Green is the color of the current political season and perhaps the future, a way to boost the economy while beating global warming. It sounds great, New Wave-ish and ecologically correct, but the rhetoric offered so far leaves lots of unanswered questions.

Building a green-collar economy would be a massive undertaking, demanding a significant reshaping of the U.S. economy - an endeavor that would require more than just government spending. There is a real danger that many of the billions invested in government green-collar development might turn into pork-barrel spending, offering relatively few improvements in energy efficiency and fewer permanent jobs. In the 1990s, the Clinton administration spent many millions on a joint venture by the big three automakers to produce a superefficient 55 miles-per-gallon car. The partnership was likened to the Apollo project, but the car never arrived.

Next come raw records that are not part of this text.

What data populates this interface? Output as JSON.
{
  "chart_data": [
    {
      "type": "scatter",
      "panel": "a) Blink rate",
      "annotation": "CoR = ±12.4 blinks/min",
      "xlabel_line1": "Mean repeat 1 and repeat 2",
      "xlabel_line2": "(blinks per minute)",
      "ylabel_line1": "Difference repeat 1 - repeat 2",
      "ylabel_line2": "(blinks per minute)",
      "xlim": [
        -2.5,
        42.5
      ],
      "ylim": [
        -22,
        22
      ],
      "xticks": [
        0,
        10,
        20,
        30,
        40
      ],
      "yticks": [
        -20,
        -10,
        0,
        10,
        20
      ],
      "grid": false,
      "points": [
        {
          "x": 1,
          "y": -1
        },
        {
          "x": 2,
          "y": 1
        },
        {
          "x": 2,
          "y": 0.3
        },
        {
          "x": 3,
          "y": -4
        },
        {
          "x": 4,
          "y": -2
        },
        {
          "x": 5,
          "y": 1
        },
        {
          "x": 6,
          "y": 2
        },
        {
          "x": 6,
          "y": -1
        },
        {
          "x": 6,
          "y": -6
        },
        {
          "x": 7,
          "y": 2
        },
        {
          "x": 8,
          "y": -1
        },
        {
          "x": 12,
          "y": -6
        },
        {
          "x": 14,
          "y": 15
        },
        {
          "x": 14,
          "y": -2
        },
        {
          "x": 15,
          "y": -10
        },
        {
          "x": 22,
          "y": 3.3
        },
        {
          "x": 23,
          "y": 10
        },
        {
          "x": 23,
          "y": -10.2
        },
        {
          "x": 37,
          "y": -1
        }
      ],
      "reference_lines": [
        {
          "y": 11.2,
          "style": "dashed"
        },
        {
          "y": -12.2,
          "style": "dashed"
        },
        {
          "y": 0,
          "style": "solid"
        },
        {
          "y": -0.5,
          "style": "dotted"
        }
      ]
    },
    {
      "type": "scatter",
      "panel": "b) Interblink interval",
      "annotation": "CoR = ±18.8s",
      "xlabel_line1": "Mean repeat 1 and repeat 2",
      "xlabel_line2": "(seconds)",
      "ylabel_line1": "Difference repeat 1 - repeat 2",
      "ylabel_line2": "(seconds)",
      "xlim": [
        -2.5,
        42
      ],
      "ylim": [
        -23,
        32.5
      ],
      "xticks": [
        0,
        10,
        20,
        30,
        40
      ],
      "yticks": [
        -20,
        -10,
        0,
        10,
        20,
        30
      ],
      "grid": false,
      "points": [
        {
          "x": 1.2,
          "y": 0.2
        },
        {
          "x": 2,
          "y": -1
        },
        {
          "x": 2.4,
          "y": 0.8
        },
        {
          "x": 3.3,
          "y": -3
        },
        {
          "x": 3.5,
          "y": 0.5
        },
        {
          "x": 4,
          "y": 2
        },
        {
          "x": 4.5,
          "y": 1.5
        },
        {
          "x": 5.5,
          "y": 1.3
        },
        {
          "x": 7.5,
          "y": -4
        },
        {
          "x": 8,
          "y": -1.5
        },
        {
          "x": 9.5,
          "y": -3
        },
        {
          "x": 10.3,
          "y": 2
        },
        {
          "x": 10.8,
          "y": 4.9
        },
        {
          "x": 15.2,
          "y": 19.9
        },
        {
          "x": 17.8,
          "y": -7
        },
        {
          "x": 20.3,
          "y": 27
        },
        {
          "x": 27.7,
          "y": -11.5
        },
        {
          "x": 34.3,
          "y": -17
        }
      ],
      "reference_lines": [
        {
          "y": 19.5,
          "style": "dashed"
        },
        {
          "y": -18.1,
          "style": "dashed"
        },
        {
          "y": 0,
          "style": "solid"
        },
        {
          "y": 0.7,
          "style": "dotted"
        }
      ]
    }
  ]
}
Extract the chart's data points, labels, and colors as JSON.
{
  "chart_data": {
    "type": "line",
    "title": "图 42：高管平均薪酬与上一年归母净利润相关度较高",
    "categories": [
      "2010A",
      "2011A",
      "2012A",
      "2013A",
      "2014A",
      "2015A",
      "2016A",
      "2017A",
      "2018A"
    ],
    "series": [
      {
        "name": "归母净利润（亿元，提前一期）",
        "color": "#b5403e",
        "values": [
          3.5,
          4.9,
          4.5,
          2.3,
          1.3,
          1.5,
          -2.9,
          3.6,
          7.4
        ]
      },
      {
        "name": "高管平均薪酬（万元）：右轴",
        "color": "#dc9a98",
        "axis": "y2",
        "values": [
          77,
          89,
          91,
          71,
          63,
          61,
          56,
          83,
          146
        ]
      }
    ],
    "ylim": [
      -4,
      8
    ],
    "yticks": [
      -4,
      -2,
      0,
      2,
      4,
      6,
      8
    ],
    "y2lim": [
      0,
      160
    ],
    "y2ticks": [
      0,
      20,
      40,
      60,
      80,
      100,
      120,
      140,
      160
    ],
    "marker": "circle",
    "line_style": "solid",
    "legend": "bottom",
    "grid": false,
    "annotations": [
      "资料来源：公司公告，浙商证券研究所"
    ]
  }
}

Still, the green jobs program has appeal. Many of the jobs in energy infrastructure improvements would be intensely local - in or near older, economically troubled urban areas. New biomass energy sources could boost depressed rural economies. Also, if real gains are made in producing cleaner fuels, more efficient cars and consumer goods, these improvements could produce significant economic pluses for American businesses and workers in the world economy.

Success would depend on convincing millions of ordinary Americans that going green makes economic sense for them and in finding ways to let markets, not bureaucrats, promote the green evolution. These are the same Americans who insist on gas-guzzler SUVs, resist buying light bulbs that would reduce home energy consumption and protest the erection of windmills and solar panels where they might ruin the view.

But kick-starting the greening of America's economy should be pursued because oil isn't getting any cheaper and the planet isn't getting any cooler. And if it inconveniences some of us, keep in mind that our grandchildren will be grateful.